The New York Republican this week took on conservative opponents of a second short-term continuing resolution to keep the government operating for an additional three weeks. Grimm blasted tea party activists and the “extreme wing of the Republican Party” for opposing the measure, which passed the House Tuesday. In a brief interview Tuesday, Grimm made no apologies.
“Almost across the board it was, ‘Thank you, I feel the same way,’” Grimm said. “There are some groups out there that are trying to paint a picture that we’re not what we said we were going to be because we voted for a [bill to cut] $100 billion and for some people that wasn’t enough. That to me was completely irrational.”
The House approved the three-week CR, 271-158, on Tuesday afternoon. It is the second short-term CR that the House has taken up in recent weeks as Members try to negotiate a long-term budget deal.
Grimm said he would not vote for a third short-term spending bill but wanted to give leaders a little more time to cut a deal to fund the government through Sept. 30. Grimm acknowledged that some of his constituents and conservative House colleagues weren’t happy with his criticism, believing the party should stand firm in making bigger federal spending cuts. Grimm shrugged off the criticism, saying, “I’m showing leadership here and I’m stepping up and making some bold statements, but that’s because of what I truly believe.”
One Republican consultant close to Grimm said he was not surprised by the New York Republican’s tough statement Monday: “This is a guy who felt the call to service a long time ago. He didn’t just join the movement.”

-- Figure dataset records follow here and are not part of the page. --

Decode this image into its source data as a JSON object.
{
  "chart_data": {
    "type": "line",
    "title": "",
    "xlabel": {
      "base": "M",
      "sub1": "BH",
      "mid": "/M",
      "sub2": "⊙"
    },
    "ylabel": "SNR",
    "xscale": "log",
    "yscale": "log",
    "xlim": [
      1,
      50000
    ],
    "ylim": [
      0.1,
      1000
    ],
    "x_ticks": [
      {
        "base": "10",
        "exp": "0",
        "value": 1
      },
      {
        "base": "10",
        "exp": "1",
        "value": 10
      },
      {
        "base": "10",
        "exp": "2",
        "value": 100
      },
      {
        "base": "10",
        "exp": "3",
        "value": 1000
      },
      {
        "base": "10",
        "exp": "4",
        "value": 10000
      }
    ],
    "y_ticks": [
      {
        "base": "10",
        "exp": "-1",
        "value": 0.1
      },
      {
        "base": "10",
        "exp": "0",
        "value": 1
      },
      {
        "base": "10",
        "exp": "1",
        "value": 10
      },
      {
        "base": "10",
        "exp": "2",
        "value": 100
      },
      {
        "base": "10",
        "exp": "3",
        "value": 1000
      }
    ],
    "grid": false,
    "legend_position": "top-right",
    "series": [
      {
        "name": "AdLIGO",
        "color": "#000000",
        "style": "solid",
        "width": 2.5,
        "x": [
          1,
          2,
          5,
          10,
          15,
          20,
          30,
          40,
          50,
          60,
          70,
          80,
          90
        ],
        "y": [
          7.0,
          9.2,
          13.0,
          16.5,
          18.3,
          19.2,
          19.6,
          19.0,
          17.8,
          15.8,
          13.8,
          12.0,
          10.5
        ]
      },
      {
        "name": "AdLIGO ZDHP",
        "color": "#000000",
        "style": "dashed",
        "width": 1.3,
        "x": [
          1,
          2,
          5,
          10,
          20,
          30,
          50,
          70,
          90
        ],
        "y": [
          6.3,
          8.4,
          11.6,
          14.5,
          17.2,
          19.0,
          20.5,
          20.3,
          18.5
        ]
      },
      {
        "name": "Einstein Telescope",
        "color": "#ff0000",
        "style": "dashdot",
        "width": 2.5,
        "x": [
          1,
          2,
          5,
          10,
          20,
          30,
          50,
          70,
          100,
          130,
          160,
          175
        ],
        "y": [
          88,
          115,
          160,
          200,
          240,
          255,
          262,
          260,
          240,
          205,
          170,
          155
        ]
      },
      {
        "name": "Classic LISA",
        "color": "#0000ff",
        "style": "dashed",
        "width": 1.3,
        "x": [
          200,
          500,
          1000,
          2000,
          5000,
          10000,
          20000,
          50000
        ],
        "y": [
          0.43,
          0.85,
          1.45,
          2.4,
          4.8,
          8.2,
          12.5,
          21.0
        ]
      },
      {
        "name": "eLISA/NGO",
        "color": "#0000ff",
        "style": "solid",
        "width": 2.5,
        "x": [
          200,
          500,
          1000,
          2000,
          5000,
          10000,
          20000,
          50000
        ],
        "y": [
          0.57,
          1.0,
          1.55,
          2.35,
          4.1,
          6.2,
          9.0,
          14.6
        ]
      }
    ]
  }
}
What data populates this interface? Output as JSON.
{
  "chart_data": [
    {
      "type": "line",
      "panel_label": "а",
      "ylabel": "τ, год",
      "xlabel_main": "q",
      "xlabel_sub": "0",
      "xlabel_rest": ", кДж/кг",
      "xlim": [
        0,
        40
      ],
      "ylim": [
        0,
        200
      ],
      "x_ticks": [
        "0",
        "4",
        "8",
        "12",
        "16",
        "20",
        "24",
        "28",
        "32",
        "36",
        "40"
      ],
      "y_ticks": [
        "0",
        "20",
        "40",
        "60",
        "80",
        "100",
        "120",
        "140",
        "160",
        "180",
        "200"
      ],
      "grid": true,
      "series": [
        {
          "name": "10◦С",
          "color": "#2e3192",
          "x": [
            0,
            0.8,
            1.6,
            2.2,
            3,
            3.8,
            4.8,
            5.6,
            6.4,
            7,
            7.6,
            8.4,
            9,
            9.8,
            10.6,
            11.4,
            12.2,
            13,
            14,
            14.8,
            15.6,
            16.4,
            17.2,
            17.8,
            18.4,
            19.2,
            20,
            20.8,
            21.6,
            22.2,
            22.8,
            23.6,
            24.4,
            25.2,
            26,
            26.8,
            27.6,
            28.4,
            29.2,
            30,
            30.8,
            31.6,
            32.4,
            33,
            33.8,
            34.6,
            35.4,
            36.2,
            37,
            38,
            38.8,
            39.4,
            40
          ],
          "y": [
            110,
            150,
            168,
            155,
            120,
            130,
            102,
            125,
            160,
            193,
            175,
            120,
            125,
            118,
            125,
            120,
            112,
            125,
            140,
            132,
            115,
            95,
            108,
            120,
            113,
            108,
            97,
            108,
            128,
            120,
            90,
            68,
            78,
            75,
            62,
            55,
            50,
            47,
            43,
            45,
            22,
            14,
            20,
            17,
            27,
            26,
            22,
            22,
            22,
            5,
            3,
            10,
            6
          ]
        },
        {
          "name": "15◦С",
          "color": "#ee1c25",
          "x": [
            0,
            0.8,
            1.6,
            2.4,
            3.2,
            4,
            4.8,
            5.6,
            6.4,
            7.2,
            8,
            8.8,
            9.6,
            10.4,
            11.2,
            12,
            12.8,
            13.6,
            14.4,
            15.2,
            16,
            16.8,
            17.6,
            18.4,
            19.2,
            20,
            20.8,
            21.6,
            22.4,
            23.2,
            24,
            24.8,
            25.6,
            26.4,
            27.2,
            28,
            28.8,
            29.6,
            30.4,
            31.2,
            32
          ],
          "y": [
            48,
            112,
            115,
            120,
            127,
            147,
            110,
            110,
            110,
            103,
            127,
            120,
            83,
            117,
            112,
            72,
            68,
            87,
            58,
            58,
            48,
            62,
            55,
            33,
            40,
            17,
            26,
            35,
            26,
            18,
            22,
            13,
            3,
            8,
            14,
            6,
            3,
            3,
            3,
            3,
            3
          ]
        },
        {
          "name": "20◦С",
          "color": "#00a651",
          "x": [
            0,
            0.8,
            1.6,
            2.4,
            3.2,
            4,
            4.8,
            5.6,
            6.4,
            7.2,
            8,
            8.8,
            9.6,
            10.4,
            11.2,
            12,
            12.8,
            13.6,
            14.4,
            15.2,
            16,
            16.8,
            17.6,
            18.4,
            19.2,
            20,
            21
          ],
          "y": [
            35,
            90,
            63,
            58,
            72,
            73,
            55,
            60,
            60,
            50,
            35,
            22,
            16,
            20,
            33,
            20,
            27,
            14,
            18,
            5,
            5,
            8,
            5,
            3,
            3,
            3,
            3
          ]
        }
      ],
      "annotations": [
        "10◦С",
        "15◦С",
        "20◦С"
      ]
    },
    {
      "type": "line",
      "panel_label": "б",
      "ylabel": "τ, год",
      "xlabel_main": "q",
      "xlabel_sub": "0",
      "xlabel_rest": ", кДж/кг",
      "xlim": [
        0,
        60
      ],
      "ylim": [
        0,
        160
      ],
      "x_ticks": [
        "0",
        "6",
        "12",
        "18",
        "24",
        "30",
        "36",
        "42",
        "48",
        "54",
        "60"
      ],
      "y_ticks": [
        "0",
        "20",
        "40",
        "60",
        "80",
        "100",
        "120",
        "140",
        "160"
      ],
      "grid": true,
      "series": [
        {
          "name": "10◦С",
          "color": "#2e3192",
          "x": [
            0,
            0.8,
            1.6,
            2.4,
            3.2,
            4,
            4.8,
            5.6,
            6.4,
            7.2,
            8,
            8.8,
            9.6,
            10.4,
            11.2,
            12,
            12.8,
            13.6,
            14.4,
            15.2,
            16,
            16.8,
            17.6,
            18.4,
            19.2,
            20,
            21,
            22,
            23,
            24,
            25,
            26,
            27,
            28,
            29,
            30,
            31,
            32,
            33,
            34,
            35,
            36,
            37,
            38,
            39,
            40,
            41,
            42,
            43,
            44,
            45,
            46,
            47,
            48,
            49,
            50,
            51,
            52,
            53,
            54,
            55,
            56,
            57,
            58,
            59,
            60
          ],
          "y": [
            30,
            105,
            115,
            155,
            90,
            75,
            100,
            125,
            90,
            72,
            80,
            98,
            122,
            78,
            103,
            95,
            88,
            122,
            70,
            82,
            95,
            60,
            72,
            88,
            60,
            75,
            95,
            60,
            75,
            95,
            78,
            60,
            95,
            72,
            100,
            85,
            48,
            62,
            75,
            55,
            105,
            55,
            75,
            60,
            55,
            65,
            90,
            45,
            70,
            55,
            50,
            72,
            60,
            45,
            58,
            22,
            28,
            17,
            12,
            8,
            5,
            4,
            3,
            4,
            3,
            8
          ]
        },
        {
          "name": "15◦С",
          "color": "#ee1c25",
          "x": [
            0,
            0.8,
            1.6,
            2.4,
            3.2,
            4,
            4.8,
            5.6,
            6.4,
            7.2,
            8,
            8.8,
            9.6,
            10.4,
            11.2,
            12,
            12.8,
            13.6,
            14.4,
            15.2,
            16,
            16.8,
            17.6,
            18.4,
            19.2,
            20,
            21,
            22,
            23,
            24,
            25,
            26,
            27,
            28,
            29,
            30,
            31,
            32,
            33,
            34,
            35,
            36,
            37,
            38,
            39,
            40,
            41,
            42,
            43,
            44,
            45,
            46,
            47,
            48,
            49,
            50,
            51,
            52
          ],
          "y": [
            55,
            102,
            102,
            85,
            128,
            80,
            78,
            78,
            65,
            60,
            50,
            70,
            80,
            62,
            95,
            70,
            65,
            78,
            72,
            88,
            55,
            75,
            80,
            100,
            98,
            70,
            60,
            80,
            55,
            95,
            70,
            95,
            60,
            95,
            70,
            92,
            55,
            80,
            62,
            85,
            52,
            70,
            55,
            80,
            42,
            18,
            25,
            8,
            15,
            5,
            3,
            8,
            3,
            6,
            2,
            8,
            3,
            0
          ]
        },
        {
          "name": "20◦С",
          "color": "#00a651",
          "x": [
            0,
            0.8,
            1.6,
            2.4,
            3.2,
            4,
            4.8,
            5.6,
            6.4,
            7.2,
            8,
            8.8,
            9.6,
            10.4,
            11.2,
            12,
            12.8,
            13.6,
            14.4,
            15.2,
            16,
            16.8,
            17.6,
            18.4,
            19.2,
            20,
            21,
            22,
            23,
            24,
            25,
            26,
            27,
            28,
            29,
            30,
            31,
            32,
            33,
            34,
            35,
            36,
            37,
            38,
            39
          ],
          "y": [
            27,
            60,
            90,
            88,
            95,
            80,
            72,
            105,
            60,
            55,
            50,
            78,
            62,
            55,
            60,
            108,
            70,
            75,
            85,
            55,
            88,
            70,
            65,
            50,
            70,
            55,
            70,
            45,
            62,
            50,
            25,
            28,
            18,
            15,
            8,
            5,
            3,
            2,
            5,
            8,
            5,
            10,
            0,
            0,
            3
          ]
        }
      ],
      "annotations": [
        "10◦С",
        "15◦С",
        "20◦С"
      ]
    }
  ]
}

Several of the Republican defectors from Tuesday’s CR vote said they couldn’t have been swayed to support it.
“This is not the second CR. It is for freshmen, but [for everyone else] this is the sixth CR in this fiscal year,” freshman Rep. Steve Southerland (R-Fla.) said. “How many of us would have voted for the two-week [CR] knowing that in two weeks we’d be right back here? The answer is no.”
For some, Grimm’s support highlighted that the 87-Member freshman class is not of one mind. Majority Whip Kevin McCarthy (R-Calif.) gave Grimm a shout-out during a radio interview in California, saying his New York colleague has “already [been] very ‘big show’ on the floor fighting for economic growth in order to spur job creation.”
Grimm’s posture is slightly different than that of the campaign trail, when he courted conservatives on Staten Island to oust Rep. Michael McMahon (D), who even local Republicans acknowledged was formidable. Leading up to the November elections, Grimm talked tough about making spending cuts and defending the Constitution. He won the 13th district 51 percent to 48 percent.
Democrats said that despite Grimm’s defense of the three-week CR, he is still a loyal ally of his Conference. One aide noted that during debate over the long-term CR last month — which called for $61 billion in spending reductions — Grimm largely sat on the sidelines while his home-state colleague, Rep. Peter King (R), spoke out forcefully against the cuts to port and transit security.
“Everyone knows that the government needs to cut spending, but Rep. Michael Grimm and House Republicans voted to put New York families at risk by dangerously slashing funding for port security and transit security,” said Jesse Ferguson, spokesman for the Democratic Congressional Campaign Committee.
King, however, said he has a partner in Grimm, who last month was the only other New York Republican to vote against a YouCut proposal to “retrieve” $178 million in funds paid to the United Nations.
“I consider him to be a very conservative guy, but he’s not going to march in lock step with anyone else — including me,” King said.
Grimm is one of six Republican freshmen from New York. The former FBI agent and Marine occupies the Staten Island-based seat once held by former Rep. Vito Fossella, a Republican who frequently found himself balancing a conservative constituency with the broader interests of New York City.
While Grimm was touted as an attractive candidate because of his military background, even national Republican operatives weren’t sure he could win the seat. Now Grimm is one of 12 regional chairmen for the National Republican Congressional Committee and will spend the 2012 cycle helping other GOP candidates throughout the Northeast.
“I think Michael knows himself, knows his strike zone and is going to be a great leader for us,” NRCC Chairman Pete Sessions (Texas) said. “He is a thoughtful guy who plays offense, and I play offense so I like that.”